Case Name : Janata Co-operative Bank Ltd. Vs Commissioner of Income-tax (Bombay High Court)
Appeal Number : Writ Petition No. 10653 Of 2011
Date of Judgement/Order : 15/12/2011
Related Assessment Year :


Janata Co-operative Bank Ltd.


Commissioner of Income-tax


DECEMBER 15, 2011


1. These proceedings are directed against an order passed by the Commissioner of Income-tax-1, Nashik, on June 27, 2011, declining to exercise his jurisdiction under section 154 of the Income-tax Act, 1961. An order was passed under section 264 by the Commissioner of Income-tax on December 6, 2010, in revision against an order of assessment for the assessment year 2007-08 finalized on December 21, 2009, under section 143(3) by the Additional Commissioner of Income-tax, Range 3, Malegaon. The claim of the assessee to the extent of contribution towards the payment of gratuity fund made during the previous year relevant to the assessment year 2007-08 was allowed to the extent of Rs. 6.80 lakhs while the balance in the amount of Rs. 31.25 lakhs was disallowed. The assessee applied under section 154 for rectification. The Commissioner of Income-tax has declined to entertain the application placing reliance on section 154(1A). Section 154(1A) reads as follows :

“Where any matter has been considered and decided in any proceeding by way of appeal or revision relating to an order referred to in sub-section (1), the authority passing such order may, notwithstanding anything contained in any law for the time being in force, amend the order under that sub-section in relation to any matter other than the matter which has been so considered and decided.”

2. Learned counsel appearing on behalf of the petitioners submits that section 154(1A) applies in a situation where any matter has been considered and decided in a proceeding by way of appeal or revision relating to an order referred to in sub-section (1). Under sub-section (1) of section 154, a mistake apparent from the record can be rectified by amending, inter alia, any order passed under the provisions of the Act on any intimation or deemed intimation under section 154(1). However, section 154(1A) provides that the authority passing such an order may amend the order in relation to any matter other than the matter which has been so considered and decided. The contention which has been raised on behalf of the petitioner is that section 154(1A) will preclude the authority which has passed the order from exercising the jurisdiction to rectify the order where that particular matter has been considered and decided in appeal or revision. However, in the present case, section 154(1A) will not come in the way since the jurisdiction was invoked not of the original assessing authority but of the Commissioner who had passed an order under section 264.

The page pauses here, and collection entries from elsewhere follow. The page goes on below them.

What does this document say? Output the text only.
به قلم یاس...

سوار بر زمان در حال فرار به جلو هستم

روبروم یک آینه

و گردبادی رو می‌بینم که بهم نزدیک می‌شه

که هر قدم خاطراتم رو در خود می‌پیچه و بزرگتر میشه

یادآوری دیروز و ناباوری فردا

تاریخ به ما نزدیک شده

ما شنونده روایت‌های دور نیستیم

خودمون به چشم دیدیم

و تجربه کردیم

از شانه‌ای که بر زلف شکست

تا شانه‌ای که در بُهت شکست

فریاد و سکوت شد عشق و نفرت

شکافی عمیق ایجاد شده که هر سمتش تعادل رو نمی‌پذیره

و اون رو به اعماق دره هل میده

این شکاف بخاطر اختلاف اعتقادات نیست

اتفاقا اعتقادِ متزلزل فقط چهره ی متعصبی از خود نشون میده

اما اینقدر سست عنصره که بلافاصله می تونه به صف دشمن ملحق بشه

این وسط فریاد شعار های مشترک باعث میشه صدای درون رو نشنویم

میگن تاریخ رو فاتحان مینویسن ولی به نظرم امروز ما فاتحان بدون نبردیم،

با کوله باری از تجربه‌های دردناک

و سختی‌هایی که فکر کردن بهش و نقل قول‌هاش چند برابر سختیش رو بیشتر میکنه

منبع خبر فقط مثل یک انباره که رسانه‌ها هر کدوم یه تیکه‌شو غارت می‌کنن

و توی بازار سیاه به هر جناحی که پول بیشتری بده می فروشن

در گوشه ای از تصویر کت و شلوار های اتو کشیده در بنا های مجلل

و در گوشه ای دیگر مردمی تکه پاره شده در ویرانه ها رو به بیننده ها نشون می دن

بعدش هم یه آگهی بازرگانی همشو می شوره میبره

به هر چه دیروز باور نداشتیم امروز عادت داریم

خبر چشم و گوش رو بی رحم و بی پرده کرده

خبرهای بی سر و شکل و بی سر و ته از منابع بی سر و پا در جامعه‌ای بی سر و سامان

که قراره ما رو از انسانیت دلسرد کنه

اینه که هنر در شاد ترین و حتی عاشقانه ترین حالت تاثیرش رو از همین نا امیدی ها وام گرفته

3. We find merit in the contention which has been urged on behalf of the petitioner. In the present case, the revisional authority had passed an order in revision on December 6, 2010. The application for rectification was not made before the Assessing Officer who passed the assessment order which was the subject-matter of revision but the application was made before the revisional authority itself for rectification. Such an application was maintainable and was not barred by section 154(1A). In these circumstances, we are of the view that the Commissioner of Income-tax has erred in declining to entertain the application for rectification.

4. We, therefore, set aside the impugned order dated June 27, 2011, and restore the proceedings arising out of the application for rectification under section 154 to the Commissioner of Income-tax. We clarify that we have had no occasion to examine whether a case of rectification has been made out on the merits. The petition is, accordingly, disposed of in these terms. There shall be no order as to costs.